Israeli Prime Minister Benjamin Netanyahu on Thursday said that while his government is ready to go to great lengths to make peace with the Palestinians and other Arab neighbors, he and his ministers won't be fooled and won't be "suckers."
Speaking at a pre-Rosh Hashanah event for Likud activists at the Tel Aviv Fairgrounds, Netanyahu's remarks were in response to concerns that his acquiescence to Western demands for a settlement freeze marks the end of the Zionist vision in the biblical lands of Judea and Samaria, even if the Arabs do not reciprocate.
Netanyahu said he will not allow international pressure to halt the normal flow of life in Jewish communities in Judea and Samaria, and that regardless of what future concessions he may make, he will never allow those areas to become a Hamas stronghold as Gaza did following the Israeli withdrawal there.
Netanyahu's speech came just a day after US State Department Spokesman Ian Kelly said Israel should stop building new homes for Jews on the eastern side of Jerusalem, as well as in the rest of Judea and Samaria.

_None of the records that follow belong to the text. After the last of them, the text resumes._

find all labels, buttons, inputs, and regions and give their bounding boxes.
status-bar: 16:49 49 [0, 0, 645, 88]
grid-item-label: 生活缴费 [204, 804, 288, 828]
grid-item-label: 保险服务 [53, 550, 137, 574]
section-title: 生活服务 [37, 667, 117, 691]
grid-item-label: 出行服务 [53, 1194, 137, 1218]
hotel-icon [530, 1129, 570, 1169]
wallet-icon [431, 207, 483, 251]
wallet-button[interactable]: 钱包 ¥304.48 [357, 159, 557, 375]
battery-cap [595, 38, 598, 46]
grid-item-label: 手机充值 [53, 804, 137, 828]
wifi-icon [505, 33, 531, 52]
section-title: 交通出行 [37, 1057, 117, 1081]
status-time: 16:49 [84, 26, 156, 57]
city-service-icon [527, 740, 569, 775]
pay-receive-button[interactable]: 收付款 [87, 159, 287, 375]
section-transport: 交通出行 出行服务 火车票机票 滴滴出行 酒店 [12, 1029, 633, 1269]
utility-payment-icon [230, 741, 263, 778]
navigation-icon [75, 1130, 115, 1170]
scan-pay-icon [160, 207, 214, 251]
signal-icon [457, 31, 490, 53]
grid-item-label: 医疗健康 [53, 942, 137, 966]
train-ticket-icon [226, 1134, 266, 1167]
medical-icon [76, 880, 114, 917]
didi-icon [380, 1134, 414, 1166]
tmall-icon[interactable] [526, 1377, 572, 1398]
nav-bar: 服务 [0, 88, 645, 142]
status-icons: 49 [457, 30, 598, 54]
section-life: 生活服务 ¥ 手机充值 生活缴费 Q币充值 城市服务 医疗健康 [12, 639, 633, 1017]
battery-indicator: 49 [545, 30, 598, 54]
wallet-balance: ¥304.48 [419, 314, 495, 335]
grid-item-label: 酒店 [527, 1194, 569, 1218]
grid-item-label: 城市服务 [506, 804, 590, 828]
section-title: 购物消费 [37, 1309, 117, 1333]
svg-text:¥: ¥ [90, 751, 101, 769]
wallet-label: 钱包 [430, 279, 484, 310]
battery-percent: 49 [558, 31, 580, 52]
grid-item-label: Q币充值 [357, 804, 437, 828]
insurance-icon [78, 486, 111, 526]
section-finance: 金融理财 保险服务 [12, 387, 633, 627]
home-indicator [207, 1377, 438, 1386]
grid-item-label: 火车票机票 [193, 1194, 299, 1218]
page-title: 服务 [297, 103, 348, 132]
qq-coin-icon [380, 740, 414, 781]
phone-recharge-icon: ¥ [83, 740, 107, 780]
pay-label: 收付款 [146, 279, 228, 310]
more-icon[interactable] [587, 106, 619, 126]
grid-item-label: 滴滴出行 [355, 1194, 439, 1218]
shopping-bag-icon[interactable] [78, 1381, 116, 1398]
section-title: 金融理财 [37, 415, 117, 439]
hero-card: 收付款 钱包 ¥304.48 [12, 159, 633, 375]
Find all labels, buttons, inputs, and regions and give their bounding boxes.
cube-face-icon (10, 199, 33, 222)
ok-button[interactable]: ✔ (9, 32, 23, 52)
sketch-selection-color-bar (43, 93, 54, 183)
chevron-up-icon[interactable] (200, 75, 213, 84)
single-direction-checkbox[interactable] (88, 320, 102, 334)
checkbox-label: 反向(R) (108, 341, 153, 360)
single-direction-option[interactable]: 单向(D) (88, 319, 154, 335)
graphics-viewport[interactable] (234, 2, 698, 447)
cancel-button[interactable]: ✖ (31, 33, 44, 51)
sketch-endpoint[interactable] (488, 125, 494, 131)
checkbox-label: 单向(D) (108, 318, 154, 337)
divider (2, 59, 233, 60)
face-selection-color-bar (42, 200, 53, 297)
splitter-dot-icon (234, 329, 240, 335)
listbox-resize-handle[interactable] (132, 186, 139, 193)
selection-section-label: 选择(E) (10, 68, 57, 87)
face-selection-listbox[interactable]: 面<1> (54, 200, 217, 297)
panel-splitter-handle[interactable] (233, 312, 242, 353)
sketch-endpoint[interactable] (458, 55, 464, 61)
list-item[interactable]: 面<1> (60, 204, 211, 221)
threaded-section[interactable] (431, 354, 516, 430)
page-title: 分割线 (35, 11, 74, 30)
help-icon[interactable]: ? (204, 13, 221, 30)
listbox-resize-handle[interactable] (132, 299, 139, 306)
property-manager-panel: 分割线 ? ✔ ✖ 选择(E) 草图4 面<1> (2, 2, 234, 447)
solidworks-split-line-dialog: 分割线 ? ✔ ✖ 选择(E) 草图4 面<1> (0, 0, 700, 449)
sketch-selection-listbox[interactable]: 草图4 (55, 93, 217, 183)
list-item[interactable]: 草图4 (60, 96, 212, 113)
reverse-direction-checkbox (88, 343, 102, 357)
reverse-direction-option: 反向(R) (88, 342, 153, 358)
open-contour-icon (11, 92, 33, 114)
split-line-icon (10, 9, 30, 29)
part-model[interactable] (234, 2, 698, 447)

UN Secretary-General Ban Ki-moon also saw Netanyahu's new willingness to implement a temporary settlement freeze as an opportunity to up the ante, and declared that all Jewish homes in Judea and Samaria are illegal, according to his interpretation of international law.
In fact, it was international law, in the form of the San Remo Resolution passed in 1920 by the League of Nations, precursor to the UN, that legalized "close Jewish settlement" in the region that today encompasses Israel, Gaza, the West Bank and Jordan.